Everyone I met and know in Ukraine is grateful for the weapons they’ve received. But the stuff they are getting isn’t good enough to win. They need more of it and faster. The war could have been over if they got the right stuff sooner. There are only three American Patriot missile systems in Ukraine now, and they protect the cities, the rest of the country is without. When I went to the 24th Brigade in Bakhmut during the heyday of Wagner, I thought I’d film soldiers with modern UK and USA weapons. Instead, I learned that the country hadn’t received enough UK and USA weapons to provision this brigade, but for a Barrett sniper rifle. The weapons you see in use in the film are pretty much old, some rusty, from the Soviet era and with these the Ukrainian soldier has had to make do. They fight mostly with the same crappy weapons that the Russians have aimed at them. Ukraine has not been sent hardware to hit in quantity and much beyond a few kilometers from the front lines. The US has determined by holding back longer range weapons that this is a meat grinder war. It need not be. The Ukrainian people facing a bear will not surrender to it.

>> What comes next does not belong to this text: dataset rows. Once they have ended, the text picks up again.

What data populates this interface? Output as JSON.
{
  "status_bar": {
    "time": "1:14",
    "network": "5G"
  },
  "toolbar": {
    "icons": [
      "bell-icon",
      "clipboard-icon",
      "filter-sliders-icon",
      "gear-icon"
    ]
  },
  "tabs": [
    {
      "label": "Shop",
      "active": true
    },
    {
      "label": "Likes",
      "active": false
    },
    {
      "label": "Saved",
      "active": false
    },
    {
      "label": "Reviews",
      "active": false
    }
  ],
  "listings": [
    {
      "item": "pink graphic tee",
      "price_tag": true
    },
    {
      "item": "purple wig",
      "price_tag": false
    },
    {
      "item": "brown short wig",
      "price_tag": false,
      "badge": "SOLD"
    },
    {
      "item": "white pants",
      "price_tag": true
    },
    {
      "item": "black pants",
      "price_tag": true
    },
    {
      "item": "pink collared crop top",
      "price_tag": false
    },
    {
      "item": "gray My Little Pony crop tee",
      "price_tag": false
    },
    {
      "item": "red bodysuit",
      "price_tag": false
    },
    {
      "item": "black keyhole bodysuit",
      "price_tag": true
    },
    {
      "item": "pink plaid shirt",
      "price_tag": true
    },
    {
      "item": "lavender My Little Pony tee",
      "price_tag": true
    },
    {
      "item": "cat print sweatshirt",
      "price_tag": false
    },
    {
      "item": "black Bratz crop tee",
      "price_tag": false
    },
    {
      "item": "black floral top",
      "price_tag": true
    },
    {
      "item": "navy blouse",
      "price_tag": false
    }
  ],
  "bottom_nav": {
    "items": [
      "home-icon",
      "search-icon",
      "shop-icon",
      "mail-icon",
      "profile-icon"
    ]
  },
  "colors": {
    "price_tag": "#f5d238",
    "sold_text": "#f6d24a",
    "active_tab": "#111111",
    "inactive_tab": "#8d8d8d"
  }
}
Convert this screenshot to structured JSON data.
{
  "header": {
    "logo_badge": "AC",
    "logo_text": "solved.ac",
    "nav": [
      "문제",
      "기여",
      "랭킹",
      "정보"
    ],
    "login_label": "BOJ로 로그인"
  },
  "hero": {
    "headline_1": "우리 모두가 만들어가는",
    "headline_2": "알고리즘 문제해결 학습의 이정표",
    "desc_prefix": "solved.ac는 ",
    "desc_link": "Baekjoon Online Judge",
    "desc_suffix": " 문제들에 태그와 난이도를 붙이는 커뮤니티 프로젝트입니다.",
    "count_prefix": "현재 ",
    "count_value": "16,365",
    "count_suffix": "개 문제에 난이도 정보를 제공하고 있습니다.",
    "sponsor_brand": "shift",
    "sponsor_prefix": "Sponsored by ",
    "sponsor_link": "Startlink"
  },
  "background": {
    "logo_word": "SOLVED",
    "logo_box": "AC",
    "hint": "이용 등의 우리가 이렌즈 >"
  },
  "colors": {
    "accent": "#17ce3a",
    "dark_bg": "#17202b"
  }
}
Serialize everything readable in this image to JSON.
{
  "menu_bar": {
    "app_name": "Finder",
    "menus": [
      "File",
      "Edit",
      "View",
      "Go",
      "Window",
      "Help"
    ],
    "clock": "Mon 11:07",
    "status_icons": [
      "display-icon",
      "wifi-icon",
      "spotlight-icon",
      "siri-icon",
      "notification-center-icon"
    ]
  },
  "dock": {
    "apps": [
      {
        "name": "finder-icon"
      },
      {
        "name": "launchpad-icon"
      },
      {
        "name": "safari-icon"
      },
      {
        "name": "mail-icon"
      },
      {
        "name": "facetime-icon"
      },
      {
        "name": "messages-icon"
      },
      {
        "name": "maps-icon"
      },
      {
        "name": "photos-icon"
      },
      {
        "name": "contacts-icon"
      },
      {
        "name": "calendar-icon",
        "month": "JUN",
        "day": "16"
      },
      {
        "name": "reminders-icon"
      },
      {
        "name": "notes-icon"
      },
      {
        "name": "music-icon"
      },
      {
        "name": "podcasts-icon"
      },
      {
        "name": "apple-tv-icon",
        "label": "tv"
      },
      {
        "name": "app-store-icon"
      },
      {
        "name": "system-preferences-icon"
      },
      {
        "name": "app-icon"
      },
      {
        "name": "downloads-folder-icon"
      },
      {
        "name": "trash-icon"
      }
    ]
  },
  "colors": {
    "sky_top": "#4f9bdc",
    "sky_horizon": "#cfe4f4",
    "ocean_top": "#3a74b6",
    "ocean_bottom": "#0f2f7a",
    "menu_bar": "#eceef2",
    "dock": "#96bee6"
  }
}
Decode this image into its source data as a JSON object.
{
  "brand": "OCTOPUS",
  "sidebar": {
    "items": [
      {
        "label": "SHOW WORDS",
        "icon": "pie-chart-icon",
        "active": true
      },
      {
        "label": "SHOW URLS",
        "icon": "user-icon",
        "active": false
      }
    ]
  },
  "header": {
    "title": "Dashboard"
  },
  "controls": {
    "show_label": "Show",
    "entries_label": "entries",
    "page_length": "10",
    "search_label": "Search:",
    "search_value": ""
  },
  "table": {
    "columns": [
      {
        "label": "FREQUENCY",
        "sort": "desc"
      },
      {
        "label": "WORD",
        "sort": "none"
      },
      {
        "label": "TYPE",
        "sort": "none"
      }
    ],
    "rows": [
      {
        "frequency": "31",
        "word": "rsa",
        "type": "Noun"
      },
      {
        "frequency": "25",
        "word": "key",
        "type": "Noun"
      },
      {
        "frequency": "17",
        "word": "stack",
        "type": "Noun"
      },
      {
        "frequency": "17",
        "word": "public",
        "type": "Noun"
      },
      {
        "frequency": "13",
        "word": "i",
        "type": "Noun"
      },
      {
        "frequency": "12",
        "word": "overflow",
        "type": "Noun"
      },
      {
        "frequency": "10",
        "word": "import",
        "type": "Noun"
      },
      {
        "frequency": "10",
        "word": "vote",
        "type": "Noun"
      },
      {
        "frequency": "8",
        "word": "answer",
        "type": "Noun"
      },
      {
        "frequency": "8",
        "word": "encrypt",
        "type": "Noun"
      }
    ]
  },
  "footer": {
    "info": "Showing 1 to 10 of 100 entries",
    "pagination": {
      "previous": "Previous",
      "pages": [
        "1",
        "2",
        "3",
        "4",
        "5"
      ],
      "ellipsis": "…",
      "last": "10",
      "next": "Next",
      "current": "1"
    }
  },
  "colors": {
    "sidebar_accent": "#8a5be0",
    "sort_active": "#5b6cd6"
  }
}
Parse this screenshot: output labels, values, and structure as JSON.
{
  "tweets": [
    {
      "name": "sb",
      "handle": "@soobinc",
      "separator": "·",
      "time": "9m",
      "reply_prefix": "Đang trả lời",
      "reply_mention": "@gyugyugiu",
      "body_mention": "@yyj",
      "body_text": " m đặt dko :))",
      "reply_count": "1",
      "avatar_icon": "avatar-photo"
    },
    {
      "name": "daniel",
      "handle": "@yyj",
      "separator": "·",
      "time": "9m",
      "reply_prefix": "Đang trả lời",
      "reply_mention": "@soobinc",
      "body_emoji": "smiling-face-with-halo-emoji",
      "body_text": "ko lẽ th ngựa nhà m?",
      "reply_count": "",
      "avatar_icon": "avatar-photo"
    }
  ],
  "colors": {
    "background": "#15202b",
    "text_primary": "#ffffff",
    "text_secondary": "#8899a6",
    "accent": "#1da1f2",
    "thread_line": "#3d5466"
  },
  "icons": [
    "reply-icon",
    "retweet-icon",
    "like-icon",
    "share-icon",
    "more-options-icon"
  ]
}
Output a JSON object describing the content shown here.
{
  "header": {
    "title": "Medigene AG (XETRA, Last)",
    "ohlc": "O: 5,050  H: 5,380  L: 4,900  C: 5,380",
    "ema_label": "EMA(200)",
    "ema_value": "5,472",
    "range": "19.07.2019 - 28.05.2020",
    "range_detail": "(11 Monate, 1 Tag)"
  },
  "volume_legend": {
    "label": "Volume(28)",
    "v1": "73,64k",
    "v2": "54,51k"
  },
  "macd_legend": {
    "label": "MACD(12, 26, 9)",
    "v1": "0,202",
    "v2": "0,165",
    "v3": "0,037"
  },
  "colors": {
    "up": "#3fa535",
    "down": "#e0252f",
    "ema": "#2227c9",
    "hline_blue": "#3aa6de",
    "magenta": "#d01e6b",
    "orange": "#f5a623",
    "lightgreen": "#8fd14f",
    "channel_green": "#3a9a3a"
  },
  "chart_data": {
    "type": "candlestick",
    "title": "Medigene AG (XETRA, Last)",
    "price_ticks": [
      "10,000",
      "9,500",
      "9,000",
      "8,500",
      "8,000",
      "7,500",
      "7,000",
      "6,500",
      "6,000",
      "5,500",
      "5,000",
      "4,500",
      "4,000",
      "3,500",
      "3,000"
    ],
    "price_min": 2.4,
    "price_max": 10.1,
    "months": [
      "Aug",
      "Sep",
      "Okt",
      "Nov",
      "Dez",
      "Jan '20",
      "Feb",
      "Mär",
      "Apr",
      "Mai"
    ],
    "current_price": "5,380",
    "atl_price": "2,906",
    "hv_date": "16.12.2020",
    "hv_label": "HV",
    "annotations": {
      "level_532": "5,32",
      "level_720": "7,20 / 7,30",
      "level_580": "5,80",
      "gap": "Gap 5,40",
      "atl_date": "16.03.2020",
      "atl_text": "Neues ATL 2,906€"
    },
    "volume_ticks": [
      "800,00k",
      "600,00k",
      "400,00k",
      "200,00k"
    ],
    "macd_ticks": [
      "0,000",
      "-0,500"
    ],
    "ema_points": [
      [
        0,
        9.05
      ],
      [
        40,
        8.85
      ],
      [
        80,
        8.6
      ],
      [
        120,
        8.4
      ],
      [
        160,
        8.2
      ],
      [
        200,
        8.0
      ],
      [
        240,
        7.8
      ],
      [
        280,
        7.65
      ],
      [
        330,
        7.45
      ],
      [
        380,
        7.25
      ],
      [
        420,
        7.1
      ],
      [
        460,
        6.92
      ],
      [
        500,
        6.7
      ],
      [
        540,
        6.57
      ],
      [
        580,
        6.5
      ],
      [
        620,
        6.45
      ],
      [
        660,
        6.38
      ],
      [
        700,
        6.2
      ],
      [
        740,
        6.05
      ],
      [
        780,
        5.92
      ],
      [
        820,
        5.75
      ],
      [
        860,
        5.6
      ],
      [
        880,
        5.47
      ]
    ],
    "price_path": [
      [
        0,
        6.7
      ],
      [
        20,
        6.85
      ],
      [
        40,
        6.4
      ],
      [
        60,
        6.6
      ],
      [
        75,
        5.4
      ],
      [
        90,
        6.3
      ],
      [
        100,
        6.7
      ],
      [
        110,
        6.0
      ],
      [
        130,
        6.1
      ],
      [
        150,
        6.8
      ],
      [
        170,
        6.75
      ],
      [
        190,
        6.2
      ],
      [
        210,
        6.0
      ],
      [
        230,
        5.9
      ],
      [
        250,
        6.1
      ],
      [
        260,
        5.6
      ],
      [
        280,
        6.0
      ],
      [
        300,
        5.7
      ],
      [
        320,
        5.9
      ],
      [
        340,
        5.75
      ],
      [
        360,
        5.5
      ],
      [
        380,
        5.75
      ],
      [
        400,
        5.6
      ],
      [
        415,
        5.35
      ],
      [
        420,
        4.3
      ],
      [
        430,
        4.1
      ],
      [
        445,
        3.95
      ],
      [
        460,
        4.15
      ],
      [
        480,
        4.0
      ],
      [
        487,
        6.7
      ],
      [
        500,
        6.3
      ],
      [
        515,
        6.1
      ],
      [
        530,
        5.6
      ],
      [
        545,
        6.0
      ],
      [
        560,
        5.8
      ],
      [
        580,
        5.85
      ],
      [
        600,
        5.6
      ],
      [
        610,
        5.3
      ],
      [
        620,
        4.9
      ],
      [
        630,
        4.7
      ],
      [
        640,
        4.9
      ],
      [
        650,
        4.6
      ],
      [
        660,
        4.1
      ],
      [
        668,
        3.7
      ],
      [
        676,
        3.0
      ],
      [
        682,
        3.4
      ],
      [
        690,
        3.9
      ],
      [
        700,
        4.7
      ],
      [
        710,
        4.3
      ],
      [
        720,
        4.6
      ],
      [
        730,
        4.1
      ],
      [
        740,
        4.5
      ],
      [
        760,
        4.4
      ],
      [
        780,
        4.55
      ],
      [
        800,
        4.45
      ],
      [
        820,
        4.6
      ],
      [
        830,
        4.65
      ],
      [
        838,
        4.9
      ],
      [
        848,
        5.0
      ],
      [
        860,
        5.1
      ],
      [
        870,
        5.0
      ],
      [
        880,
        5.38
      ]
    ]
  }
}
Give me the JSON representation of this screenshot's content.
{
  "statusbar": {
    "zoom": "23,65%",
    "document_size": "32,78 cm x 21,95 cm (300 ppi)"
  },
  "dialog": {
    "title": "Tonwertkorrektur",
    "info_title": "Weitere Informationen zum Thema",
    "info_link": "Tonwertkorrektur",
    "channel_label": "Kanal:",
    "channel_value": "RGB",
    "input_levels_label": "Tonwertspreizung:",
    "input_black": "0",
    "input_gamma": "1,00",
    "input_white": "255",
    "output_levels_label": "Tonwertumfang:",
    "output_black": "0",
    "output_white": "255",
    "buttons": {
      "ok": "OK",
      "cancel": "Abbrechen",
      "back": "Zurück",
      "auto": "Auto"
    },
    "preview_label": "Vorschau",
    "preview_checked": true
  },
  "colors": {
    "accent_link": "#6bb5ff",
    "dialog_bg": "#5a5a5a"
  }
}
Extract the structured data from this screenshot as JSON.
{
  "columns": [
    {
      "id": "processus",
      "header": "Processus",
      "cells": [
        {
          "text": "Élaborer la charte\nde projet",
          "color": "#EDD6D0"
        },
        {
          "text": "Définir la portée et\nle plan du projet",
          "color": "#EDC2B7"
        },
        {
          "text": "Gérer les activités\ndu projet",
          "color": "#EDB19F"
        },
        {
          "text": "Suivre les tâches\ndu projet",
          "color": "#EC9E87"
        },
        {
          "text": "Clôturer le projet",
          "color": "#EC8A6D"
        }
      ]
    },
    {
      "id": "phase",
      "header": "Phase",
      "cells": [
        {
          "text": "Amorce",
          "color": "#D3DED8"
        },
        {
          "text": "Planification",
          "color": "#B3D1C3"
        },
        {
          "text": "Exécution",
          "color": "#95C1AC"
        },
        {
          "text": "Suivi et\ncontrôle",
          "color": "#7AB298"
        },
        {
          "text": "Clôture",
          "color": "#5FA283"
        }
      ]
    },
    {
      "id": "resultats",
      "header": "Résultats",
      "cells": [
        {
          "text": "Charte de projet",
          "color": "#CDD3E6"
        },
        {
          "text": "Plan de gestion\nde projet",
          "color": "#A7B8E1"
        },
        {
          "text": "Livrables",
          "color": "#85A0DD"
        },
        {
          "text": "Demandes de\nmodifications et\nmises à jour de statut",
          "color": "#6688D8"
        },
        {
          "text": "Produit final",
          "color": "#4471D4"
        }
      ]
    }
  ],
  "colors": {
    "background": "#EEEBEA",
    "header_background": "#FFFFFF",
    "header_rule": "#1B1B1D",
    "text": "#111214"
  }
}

A sufficient amount of more modern weapons from the West would tip the balance of battle in Ukraine's favor and end this war and save Ukraine's people and culture. They don’t even need the most modern stuff, just better than what they have and in adequate quantity. The Ukrainians hang on brilliantly due to superior leadership, their historic homegrown innovation with drones, combined arms, and most importantly, the whole country is united in purpose and in spirit. They are on their own land with everything at stake. I am certain if their backs are to the wall, they will not give up, they will fight with bare hands.

Act V

The film is available for free streaming worldwide, so everyone outside Ukraine will know what the people inside Ukraine are experiencing, and to honor the many righteous people who are coming to their support against this genocidal national project of the Russian federation.

For those with a few extra dollars, there's a donate button that will aid some of the people you become acquainted with in the film. If you want to do more, share a link to this site with three friends.

Hopefully, soon, the governments of the West will provide the quantity and the type of tools required for victory. The people of Ukraine know, what Winston Churchill knew, that "Without victory, there is no survival.”

And maybe, just maybe, there are moments in this film that will linger with someone somewhere.